In a Pennsylvania case, the tables were turned: The plaintiff was a former employee of Edcomm, a company she’d helped to found. Linda Eagle alleged that after she was terminated, Edcomm took over and started using a Linked-In account that belonged to her. She alleged that the company changed her LinkedIn password and account profile, even replacing her name and photograph with those of her successor. After trial, the court issued what it described as a “mixed bag” opinion: Eagle prevailed on her claims of unauthorized use of name, invasion of privacy by misappropriation of identity, and misappropriation of publicity, but she was awarded no damages. The court also rejected the company’s counterclaims for misappropriation and unfair competition.
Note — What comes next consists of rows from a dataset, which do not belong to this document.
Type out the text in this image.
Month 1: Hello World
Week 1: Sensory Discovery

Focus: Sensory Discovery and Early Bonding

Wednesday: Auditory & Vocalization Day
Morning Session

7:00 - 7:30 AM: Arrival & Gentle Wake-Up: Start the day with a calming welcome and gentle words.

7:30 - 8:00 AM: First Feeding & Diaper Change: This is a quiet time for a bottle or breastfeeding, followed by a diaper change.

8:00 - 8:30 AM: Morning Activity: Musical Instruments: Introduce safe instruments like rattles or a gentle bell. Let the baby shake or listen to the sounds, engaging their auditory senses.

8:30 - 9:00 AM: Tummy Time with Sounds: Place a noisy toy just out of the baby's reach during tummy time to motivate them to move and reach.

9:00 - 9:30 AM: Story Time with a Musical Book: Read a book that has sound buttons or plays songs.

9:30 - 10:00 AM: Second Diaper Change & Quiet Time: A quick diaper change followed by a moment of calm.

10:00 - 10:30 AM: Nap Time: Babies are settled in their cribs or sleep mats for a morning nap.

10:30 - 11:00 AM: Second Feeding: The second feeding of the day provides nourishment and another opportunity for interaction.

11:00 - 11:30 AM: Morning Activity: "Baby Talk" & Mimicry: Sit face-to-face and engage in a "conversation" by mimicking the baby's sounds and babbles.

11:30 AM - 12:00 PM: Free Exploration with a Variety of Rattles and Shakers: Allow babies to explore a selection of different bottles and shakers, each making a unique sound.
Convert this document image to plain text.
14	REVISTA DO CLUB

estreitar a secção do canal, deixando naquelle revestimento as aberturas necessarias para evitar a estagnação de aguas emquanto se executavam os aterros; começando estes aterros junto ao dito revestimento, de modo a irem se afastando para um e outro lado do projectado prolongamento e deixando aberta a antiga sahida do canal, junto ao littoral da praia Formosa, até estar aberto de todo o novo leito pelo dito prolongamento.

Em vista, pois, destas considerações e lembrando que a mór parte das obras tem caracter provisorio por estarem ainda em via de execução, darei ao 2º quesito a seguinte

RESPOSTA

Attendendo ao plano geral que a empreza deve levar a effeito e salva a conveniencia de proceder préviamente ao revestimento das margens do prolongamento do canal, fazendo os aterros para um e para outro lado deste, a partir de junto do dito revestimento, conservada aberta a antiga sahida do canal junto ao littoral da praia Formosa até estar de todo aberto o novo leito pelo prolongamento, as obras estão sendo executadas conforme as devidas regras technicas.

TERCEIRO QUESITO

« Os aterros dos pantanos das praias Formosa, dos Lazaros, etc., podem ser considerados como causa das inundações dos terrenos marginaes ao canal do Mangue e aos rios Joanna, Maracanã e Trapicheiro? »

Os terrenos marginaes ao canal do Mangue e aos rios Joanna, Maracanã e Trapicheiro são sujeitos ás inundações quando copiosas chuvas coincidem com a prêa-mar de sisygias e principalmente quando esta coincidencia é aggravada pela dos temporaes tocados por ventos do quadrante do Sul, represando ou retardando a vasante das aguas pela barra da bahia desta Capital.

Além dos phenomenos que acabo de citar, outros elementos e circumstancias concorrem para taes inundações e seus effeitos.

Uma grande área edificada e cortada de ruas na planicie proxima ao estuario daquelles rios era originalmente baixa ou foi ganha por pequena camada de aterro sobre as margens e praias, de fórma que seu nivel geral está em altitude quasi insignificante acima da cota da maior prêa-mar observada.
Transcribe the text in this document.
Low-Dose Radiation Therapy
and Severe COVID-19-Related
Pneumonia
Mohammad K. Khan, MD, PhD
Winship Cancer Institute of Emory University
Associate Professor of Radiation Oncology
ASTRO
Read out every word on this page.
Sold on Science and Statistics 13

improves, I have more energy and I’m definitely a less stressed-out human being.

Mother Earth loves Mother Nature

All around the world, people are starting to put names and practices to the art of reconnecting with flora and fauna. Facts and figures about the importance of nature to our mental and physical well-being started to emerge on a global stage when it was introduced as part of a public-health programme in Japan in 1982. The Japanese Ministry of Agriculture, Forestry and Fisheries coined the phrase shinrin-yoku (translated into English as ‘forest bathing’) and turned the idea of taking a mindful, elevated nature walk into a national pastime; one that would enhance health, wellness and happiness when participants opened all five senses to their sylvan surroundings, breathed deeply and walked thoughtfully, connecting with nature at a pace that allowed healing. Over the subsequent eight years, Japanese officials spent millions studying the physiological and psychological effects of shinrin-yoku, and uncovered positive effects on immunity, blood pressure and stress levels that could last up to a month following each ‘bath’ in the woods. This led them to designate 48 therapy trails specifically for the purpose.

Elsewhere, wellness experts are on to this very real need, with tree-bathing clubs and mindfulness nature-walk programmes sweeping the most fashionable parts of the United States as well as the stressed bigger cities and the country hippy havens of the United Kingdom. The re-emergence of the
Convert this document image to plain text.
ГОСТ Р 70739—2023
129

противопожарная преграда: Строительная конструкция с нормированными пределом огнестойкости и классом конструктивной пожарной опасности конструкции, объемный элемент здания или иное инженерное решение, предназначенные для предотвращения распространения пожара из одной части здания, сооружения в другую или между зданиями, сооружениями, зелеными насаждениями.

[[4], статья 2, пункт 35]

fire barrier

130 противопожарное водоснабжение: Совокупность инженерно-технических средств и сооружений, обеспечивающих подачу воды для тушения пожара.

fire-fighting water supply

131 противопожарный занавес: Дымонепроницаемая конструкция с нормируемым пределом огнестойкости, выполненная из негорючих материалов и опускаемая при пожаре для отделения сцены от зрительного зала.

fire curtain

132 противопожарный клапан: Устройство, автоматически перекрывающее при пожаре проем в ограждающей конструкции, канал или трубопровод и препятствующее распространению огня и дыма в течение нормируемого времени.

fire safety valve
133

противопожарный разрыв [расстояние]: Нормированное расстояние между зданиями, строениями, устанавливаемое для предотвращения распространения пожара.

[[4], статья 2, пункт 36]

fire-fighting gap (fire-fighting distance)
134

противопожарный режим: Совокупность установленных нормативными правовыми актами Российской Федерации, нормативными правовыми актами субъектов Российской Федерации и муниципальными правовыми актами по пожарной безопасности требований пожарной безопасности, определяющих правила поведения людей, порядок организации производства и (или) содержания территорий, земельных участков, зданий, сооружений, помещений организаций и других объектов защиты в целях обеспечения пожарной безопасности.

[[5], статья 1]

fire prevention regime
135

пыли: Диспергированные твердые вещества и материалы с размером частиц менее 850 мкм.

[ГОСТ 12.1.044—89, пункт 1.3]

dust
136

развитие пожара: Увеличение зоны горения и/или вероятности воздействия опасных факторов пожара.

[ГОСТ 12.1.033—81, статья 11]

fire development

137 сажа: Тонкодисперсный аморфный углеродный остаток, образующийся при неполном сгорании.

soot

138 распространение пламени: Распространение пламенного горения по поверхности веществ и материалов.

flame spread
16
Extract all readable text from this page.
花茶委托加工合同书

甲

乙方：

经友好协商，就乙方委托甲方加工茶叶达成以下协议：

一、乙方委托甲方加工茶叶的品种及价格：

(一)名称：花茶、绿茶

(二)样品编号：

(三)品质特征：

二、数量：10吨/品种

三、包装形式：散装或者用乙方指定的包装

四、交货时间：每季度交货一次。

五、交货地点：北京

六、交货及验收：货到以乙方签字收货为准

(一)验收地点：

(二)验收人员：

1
Although Edcomm had certain social media policies in place, they do not appear to have clearly addressed ownership of the accounts or their disposition after employees leave the company. (Eagle v. Morgan, 2013 WL 943350 (E.D. Pa.).)
As a precaution, companies should address ownership of company social media accounts in signed agreements with employees. Such agreements should state that all social media accounts registered or managed by the employees as part of their job – including associated account names, handles, pages, profiles, followers, and content – are the property of the company, and that all account access information is the company’s confidential property and must be returned upon request. In general, companies should not permit employees to post under their own names on company social media accounts. If particular circumstances require an exception, the company might want to address ownership rights to the relevant account in specific contractual provisions.